O que as crianças esperam de 2018

O que as crianças esperam de 2018

dez 26 | Tais Faccioli

A cada ano que se inicia, renovamos nossas expectativas de viver tempos melhores, de cumprir promessas e deixar para trás as lembranças ruins. Com as crianças, não é diferente. Elas também fazem planos e traçam metas nas suas vidas quando um novo ano se aproxima.

Bianca vai investir na amizade em 2018

A estudante Bianca Lourenço, de 11 anos, espera conquistar novas amizades e manter as atuais. Mas os projetos para 2018 não param por aí: “vou me concentrar nos estudos, prestar atenção nas aulas, realizar coisas com capricho, melhorar a cada dia, conhecer lugares novos em Portugal e descobrir onde meus avôs nasceram”.

Especialistas garantem que esse planejamento é extremamente positivo e deve ser estimulado. Traçar pequenos objetivos ajuda no crescimento como pessoa. Nina Lopes, de 10 anos, também fez uma lista generosa de metas a cumprir. Assim como Bianca, quer conhecer novos amigos. Na viagem que vai fazer à Disney, nos Estados Unidos, em janeiro, planeja colocar em prática o inglês que aprendeu durante o ano de 2017 e conhecer as comidas típicas da terra do Tio Sam. É uma bagagem cultural que vai levar para a vida. Apesar de já ser uma boa aluna, a jovem quer se dedicar ainda mais aos estudos e conseguir notas melhores em 2018. E na lista, um desejo urgente: “quero viver em um país melhor, com menos violência”.

Nina vai praticar inglês nos EUA

É importante também incentivar as crianças a cumprirem os propósitos durante o ano.
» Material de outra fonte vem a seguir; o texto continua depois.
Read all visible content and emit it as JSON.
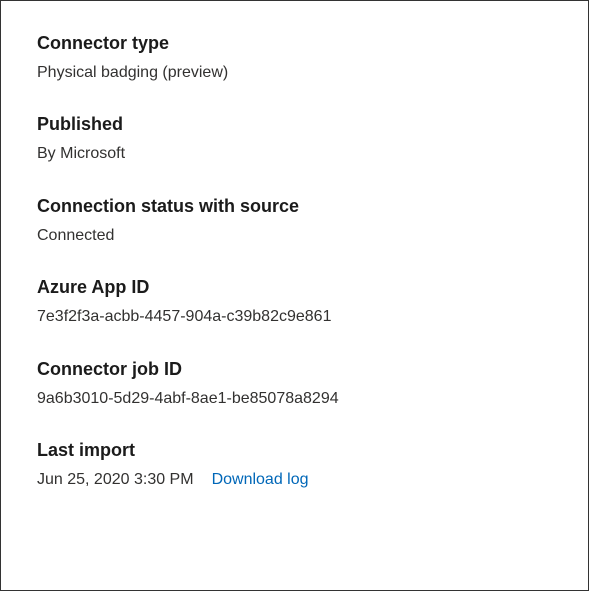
{
  "connector_type": {
    "label": "Connector type",
    "value": "Physical badging (preview)"
  },
  "published": {
    "label": "Published",
    "value": "By Microsoft"
  },
  "connection_status": {
    "label": "Connection status with source",
    "value": "Connected"
  },
  "azure_app_id": {
    "label": "Azure App ID",
    "value": "7e3f2f3a-acbb-4457-904a-c39b82c9e861"
  },
  "connector_job_id": {
    "label": "Connector job ID",
    "value": "9a6b3010-5d29-4abf-8ae1-be85078a8294"
  },
  "last_import": {
    "label": "Last import",
    "timestamp": "Jun 25, 2020 3:30 PM",
    "download_log_label": "Download log"
  }
}
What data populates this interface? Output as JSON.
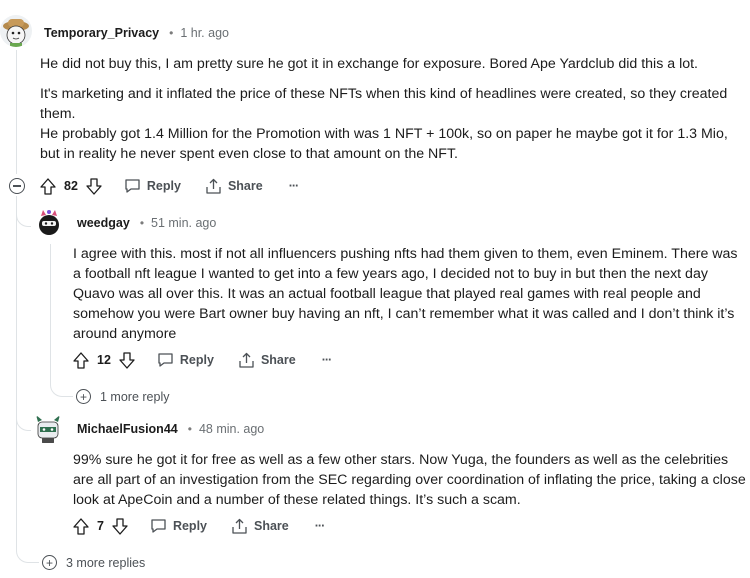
{
  "comments": [
    {
      "author": "Temporary_Privacy",
      "separator": "•",
      "time": "1 hr. ago",
      "paragraphs": [
        "He did not buy this, I am pretty sure he got it in exchange for exposure. Bored Ape Yardclub did this a lot.",
        "It's marketing and it inflated the price of these NFTs when this kind of headlines were created, so they created them.",
        "He probably got 1.4 Million for the Promotion with was 1 NFT + 100k, so on paper he maybe got it for 1.3 Mio, but in reality he never spent even close to that amount on the NFT."
      ],
      "votes": "82",
      "reply_label": "Reply",
      "share_label": "Share",
      "more_label": "···"
    },
    {
      "author": "weedgay",
      "separator": "•",
      "time": "51 min. ago",
      "paragraphs": [
        "I agree with this. most if not all influencers pushing nfts had them given to them, even Eminem. There was a football nft league I wanted to get into a few years ago, I decided not to buy in but then the next day Quavo was all over this. It was an actual football league that played real games with real people and somehow you were Bart owner buy having an nft, I can’t remember what it was called and I don’t think it’s around anymore"
      ],
      "votes": "12",
      "reply_label": "Reply",
      "share_label": "Share",
      "more_label": "···",
      "more_replies": "1 more reply"
    },
    {
      "author": "MichaelFusion44",
      "separator": "•",
      "time": "48 min. ago",
      "paragraphs": [
        "99% sure he got it for free as well as a few other stars. Now Yuga, the founders as well as the celebrities are all part of an investigation from the SEC regarding over coordination of inflating the price, taking a close look at ApeCoin and a number of these related things. It’s such a scam."
      ],
      "votes": "7",
      "reply_label": "Reply",
      "share_label": "Share",
      "more_label": "···"
    }
  ],
  "thread": {
    "more_replies": "3 more replies"
  },
  "icons": {
    "upvote": "upvote-arrow-icon",
    "downvote": "downvote-arrow-icon",
    "reply": "speech-bubble-icon",
    "share": "share-icon",
    "collapse": "collapse-minus-icon",
    "expand": "expand-plus-icon"
  },
  "colors": {
    "text": "#1c1c1c",
    "muted": "#6a6f73",
    "action": "#4c5156",
    "thread_line": "#dfe3e6"
  }
}
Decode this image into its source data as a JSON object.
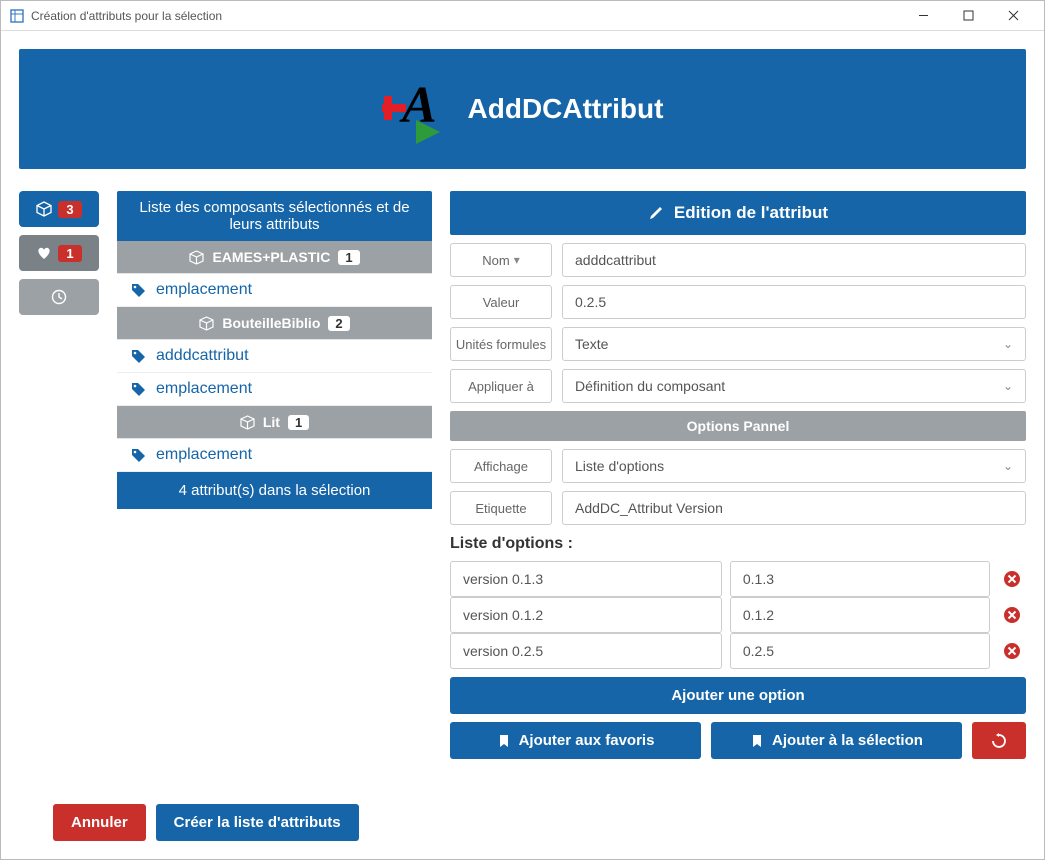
{
  "window": {
    "title": "Création d'attributs pour la sélection"
  },
  "banner": {
    "title": "AddDCAttribut"
  },
  "sidebar": {
    "cube_count": "3",
    "fav_count": "1"
  },
  "middle": {
    "header": "Liste des composants sélectionnés et de leurs attributs",
    "footer": "4 attribut(s) dans la sélection",
    "components": [
      {
        "name": "EAMES+PLASTIC",
        "count": "1",
        "attrs": [
          "emplacement"
        ]
      },
      {
        "name": "BouteilleBiblio",
        "count": "2",
        "attrs": [
          "adddcattribut",
          "emplacement"
        ]
      },
      {
        "name": "Lit",
        "count": "1",
        "attrs": [
          "emplacement"
        ]
      }
    ]
  },
  "editor": {
    "title": "Edition de l'attribut",
    "labels": {
      "nom": "Nom",
      "valeur": "Valeur",
      "unites": "Unités formules",
      "appliquer": "Appliquer à",
      "options_pannel": "Options Pannel",
      "affichage": "Affichage",
      "etiquette": "Etiquette"
    },
    "values": {
      "nom": "adddcattribut",
      "valeur": "0.2.5",
      "unites": "Texte",
      "appliquer": "Définition du composant",
      "affichage": "Liste d'options",
      "etiquette": "AddDC_Attribut Version"
    },
    "options_title": "Liste d'options :",
    "options": [
      {
        "name": "version 0.1.3",
        "value": "0.1.3"
      },
      {
        "name": "version 0.1.2",
        "value": "0.1.2"
      },
      {
        "name": "version 0.2.5",
        "value": "0.2.5"
      }
    ],
    "add_option": "Ajouter une option",
    "add_fav": "Ajouter aux favoris",
    "add_sel": "Ajouter à la sélection"
  },
  "footer": {
    "cancel": "Annuler",
    "create": "Créer la liste d'attributs"
  }
}
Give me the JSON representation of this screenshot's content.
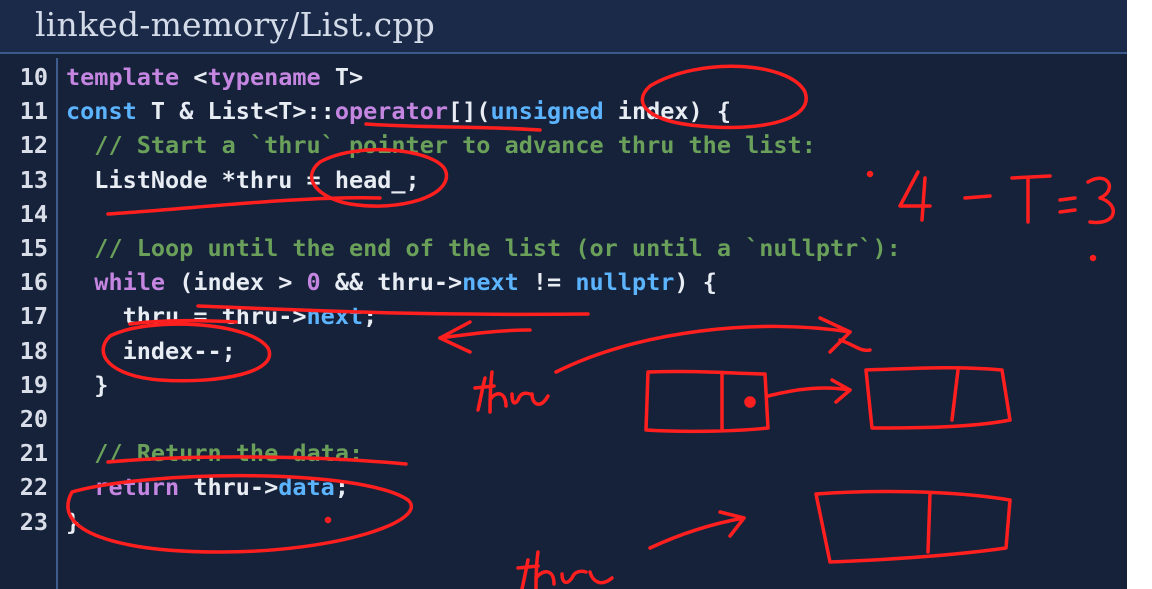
{
  "title": "linked-memory/List.cpp",
  "code_lines": [
    {
      "number": "10",
      "tokens": [
        {
          "text": "template ",
          "kind": "keyword"
        },
        {
          "text": "<",
          "kind": "plain"
        },
        {
          "text": "typename",
          "kind": "keyword"
        },
        {
          "text": " T>",
          "kind": "plain"
        }
      ]
    },
    {
      "number": "11",
      "tokens": [
        {
          "text": "const",
          "kind": "type"
        },
        {
          "text": " T & List<T>::",
          "kind": "plain"
        },
        {
          "text": "operator",
          "kind": "keyword"
        },
        {
          "text": "[](",
          "kind": "plain"
        },
        {
          "text": "unsigned",
          "kind": "type"
        },
        {
          "text": " index) {",
          "kind": "plain"
        }
      ]
    },
    {
      "number": "12",
      "tokens": [
        {
          "text": "  // Start a `thru` pointer to advance thru the list:",
          "kind": "comment"
        }
      ]
    },
    {
      "number": "13",
      "tokens": [
        {
          "text": "  ListNode *thru = head_;",
          "kind": "plain"
        }
      ]
    },
    {
      "number": "14",
      "tokens": []
    },
    {
      "number": "15",
      "tokens": [
        {
          "text": "  // Loop until the end of the list (or until a `nullptr`):",
          "kind": "comment"
        }
      ]
    },
    {
      "number": "16",
      "tokens": [
        {
          "text": "  ",
          "kind": "plain"
        },
        {
          "text": "while",
          "kind": "keyword"
        },
        {
          "text": " (index > ",
          "kind": "plain"
        },
        {
          "text": "0",
          "kind": "number"
        },
        {
          "text": " && thru->",
          "kind": "plain"
        },
        {
          "text": "next",
          "kind": "type"
        },
        {
          "text": " != ",
          "kind": "plain"
        },
        {
          "text": "nullptr",
          "kind": "type"
        },
        {
          "text": ") {",
          "kind": "plain"
        }
      ]
    },
    {
      "number": "17",
      "tokens": [
        {
          "text": "    thru = thru->",
          "kind": "plain"
        },
        {
          "text": "next",
          "kind": "type"
        },
        {
          "text": ";",
          "kind": "plain"
        }
      ]
    },
    {
      "number": "18",
      "tokens": [
        {
          "text": "    index--;",
          "kind": "plain"
        }
      ]
    },
    {
      "number": "19",
      "tokens": [
        {
          "text": "  }",
          "kind": "plain"
        }
      ]
    },
    {
      "number": "20",
      "tokens": []
    },
    {
      "number": "21",
      "tokens": [
        {
          "text": "  // Return the data:",
          "kind": "comment"
        }
      ]
    },
    {
      "number": "22",
      "tokens": [
        {
          "text": "  ",
          "kind": "plain"
        },
        {
          "text": "return",
          "kind": "keyword"
        },
        {
          "text": " thru->",
          "kind": "plain"
        },
        {
          "text": "data",
          "kind": "type"
        },
        {
          "text": ";",
          "kind": "plain"
        }
      ]
    },
    {
      "number": "23",
      "tokens": [
        {
          "text": "}",
          "kind": "plain"
        }
      ]
    }
  ],
  "colors": {
    "background": "#15223a",
    "keyword": "#c486e0",
    "type": "#5cb4ff",
    "comment": "#6aa05a",
    "plain": "#e8ecf3",
    "annotation": "#ff1f1f"
  }
}
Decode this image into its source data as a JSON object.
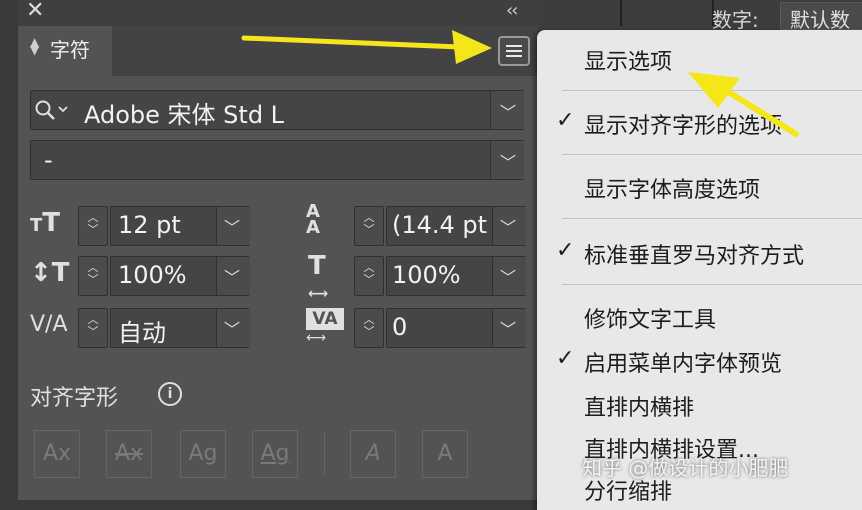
{
  "background": {
    "label": "数字:",
    "value": "默认数"
  },
  "panel": {
    "close_glyph": "✕",
    "collapse_glyph": "‹‹",
    "tab_label": "字符",
    "font_family": "Adobe 宋体 Std L",
    "font_style": "-",
    "font_size": "12 pt",
    "leading": "(14.4 pt",
    "vertical_scale": "100%",
    "horizontal_scale": "100%",
    "kerning": "自动",
    "tracking": "0",
    "align_glyphs_label": "对齐字形",
    "info_glyph": "i",
    "glyph_buttons": [
      "Ax",
      "Ax",
      "Ag",
      "Ag",
      "A",
      "A"
    ]
  },
  "menu": {
    "items": [
      {
        "label": "显示选项",
        "checked": false
      },
      {
        "label": "显示对齐字形的选项",
        "checked": true
      },
      {
        "label": "显示字体高度选项",
        "checked": false
      },
      {
        "label": "标准垂直罗马对齐方式",
        "checked": true
      },
      {
        "label": "修饰文字工具",
        "checked": false
      },
      {
        "label": "启用菜单内字体预览",
        "checked": true
      },
      {
        "label": "直排内横排",
        "checked": false
      },
      {
        "label": "直排内横排设置...",
        "checked": false
      },
      {
        "label": "分行缩排",
        "checked": false
      }
    ],
    "check_glyph": "✓"
  },
  "watermark": "知乎 @做设计的小肥肥",
  "colors": {
    "panel": "#535353",
    "menu": "#e8e8e8",
    "arrow": "#f5e61a"
  }
}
Elas vão reforçar a autoestima quando se virem superando suas dificuldades. Além disso, aprendem a organizar o próprio tempo. “Minhas expectativas para 2018 são: conhecer amigos novos, manter minhas notas boas, ser dedicada nos estudos e ir melhorando sempre. Quero ajudar os outros quando eles precisarem”, garante Amanda Oliveira.

Luiza incluiu a meta de ajudar as pessoas que precisam

Luiza Vilariño quer se tornar uma pessoa melhor, aprendendo com os próprios erros. Entre os planos, destacou o desejo de ajudar as pessoas que precisam e contribuir para ter um mundo melhor, diminuindo os gastos e economizando os recursos naturais. A amiga de Luiza, Nicole Moraes, sonha em ir além das fronteiras. “Quero conhecer outros povos, descobrir outras linguagens e outras culturas”, afirma a menina, que também promete aumentar a concentração nos estudos no próximo ano.

Para que a criança não se perca nos seus objetivos, a sugestão é fazer uma espécie de jogo. A regra é colocar a lista em um papel, pendurá-lo em um lugar visível e marcar com caneta colorida as metas alcançadas. No fim do ano, o legal é fazer um balanço do que foi cumprido e o que ficou para trás. Com planejamento, seu filho certamente terá um ano mais produtivo e enriquecedor.